The process of getting your software and other executables signed with a certificate from a trusted certificate authority is called code signing. Signing your code will help verify the integrity of your code and it is more like a seal that guarantees that the code has not been tampered with or altered after it was signed.

This process is quite straightforward, but there are certain issues with code signing. Sometimes, attackers steal private keys and jeopardize the code or software you already signed. So it is crucial to take certain measures to keep private keys safe.

In this article, we have listed the seven best code signing practices. If you already have a code signing certificate, we believe these best practices will help you secure your private keys and help you securely sign your code. If you do not have a code signing certificate, you can get a code signing certificate from a trusted certificate authority like DigiCert, Comodo, or Sectigo.

Top 7 Code Signing Best Practices

1. Access to Private Keys

It is important to give access to private keys only to authorized personnel. Losing a code signing certificate’s private key or the private key getting compromised is one of the critical security threats. Hackers who steal the private keys will be able to sign any code with the stolen private key. They also sell it on the dark web for a huge profit. The best way to make sure your private keys are safe and to prevent them from being illicitly used is by controlling access to private keys. Access has to be given only to specific people and you can also use physical security solutions to minimize access to the keys. Likewise, make sure only certain computers can access private keys.

2. Secure the Key Storage Device

Employees might use certain devices to store the private keys. Make sure those devices are not left outside where others can pick them up and copy the contents stored in the device, including the private keys of a code signing certificate. It is important to keep the device in a locked drawer to make sure the private keys are secure.

3. Use Strong Passwords

Protect your private keys with 16-character solid passwords when you transport them. The password you use to secure the cryptographic hardware has to be generated randomly and must be a combination of numbers, special characters, upper case, and lower case letters to make it hard to crack. Malicious actors can easily decrypt passwords that include names, locations, birthdays, etc.

4. Use Cryptographic Hardware

One of the best ways to protect your private keys is by using cryptographic hardware.
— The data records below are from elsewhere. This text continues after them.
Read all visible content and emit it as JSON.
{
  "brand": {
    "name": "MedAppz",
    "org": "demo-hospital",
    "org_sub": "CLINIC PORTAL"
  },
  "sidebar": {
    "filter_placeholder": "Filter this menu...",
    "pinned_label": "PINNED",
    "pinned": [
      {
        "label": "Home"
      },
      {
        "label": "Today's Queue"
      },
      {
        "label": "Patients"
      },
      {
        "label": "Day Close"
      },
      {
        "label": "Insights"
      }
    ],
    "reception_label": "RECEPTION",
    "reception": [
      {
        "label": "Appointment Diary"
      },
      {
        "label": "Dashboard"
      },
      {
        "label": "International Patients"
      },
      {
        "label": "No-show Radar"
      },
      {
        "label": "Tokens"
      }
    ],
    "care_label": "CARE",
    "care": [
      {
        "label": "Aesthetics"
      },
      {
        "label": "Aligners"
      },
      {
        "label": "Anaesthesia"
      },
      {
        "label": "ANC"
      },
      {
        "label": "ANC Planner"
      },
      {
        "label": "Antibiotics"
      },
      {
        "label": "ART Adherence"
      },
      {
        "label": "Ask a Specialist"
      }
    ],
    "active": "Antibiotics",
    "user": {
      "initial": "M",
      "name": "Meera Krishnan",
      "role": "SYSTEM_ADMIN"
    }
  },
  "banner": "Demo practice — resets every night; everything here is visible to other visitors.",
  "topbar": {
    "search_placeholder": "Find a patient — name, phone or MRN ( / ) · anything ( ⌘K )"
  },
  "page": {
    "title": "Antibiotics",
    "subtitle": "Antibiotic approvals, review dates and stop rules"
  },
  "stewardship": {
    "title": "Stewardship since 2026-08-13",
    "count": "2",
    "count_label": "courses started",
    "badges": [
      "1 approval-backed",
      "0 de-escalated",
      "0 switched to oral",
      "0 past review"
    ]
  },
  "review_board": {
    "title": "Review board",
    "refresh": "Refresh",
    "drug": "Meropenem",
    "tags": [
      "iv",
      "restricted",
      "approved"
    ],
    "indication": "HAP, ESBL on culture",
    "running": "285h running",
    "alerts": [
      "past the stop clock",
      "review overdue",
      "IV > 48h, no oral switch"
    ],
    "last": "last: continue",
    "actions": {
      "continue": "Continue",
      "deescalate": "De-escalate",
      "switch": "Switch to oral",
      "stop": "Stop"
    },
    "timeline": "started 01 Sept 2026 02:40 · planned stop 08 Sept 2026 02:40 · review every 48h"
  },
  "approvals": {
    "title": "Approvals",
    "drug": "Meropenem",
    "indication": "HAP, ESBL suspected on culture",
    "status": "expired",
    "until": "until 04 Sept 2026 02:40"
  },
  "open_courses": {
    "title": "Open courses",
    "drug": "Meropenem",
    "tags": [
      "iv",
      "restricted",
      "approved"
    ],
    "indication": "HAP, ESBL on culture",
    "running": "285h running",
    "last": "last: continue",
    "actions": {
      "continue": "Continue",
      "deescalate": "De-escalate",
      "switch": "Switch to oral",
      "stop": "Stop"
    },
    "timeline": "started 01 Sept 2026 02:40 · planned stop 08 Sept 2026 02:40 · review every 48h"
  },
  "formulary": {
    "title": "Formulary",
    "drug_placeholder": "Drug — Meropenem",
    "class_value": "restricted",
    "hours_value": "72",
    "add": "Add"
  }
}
Cryptographic hardware uses the latest encryption algorithms to protect private keys and it will ensure that no third party can get their hands on your private keys. You can very well use a FIPS 140 Level 2-certified product to keep your private keys secure. This device will not allow the private keys to be exported and will require multi-factor authentication.

5. Code Authentication

Code authentication has to be made a part of the actual development cycle and the code must be authenticated before it is released. Fully authenticate your executables, software, etc., before you sign them. To prevent signing malicious or unapproved code, set up a separate process for approving the code and signing it. This process will help confirm that your files or software are ready to be signed.

6. Scan Your Code

Though code signing states who wrote the code and when it was published, it does not ascertain that the code is safe. If you accidentally use your code signing certificate to sign an infected code, you might get into trouble as the infected software or the downloadable will harm the user’s device. This could result in the revocation of your code signing certificate and due to strict validation requirements, you might find it hard to get a new code signing certificate.

To prevent all this from happening, perform a full QA testing to make sure there are no issues or bugs. Likewise, a code review will help ensure that the code is thoroughly checked. You can scan your code for viruses to verify its safety before signing it.

7. Revoke Compromised Code Signing Certificates

If you notice that your private keys have been compromised, report it immediately to the certificate authority. If your code signing certificate was used to sign malware or if the keys were compromised, it is important to request the certificate authority to revoke the certificate. If you time-stamped the signed code, you can select a revocation date before the date of compromise to show that the code signed before the date of revocation of the certificate has not been impacted.

The Final Word

Code signing is the best way to secure your code as it guarantees users that the integrity of the code they downloaded is intact and has not been tampered with. To boost the security of your organization, follow the above-mentioned best practices for signing code.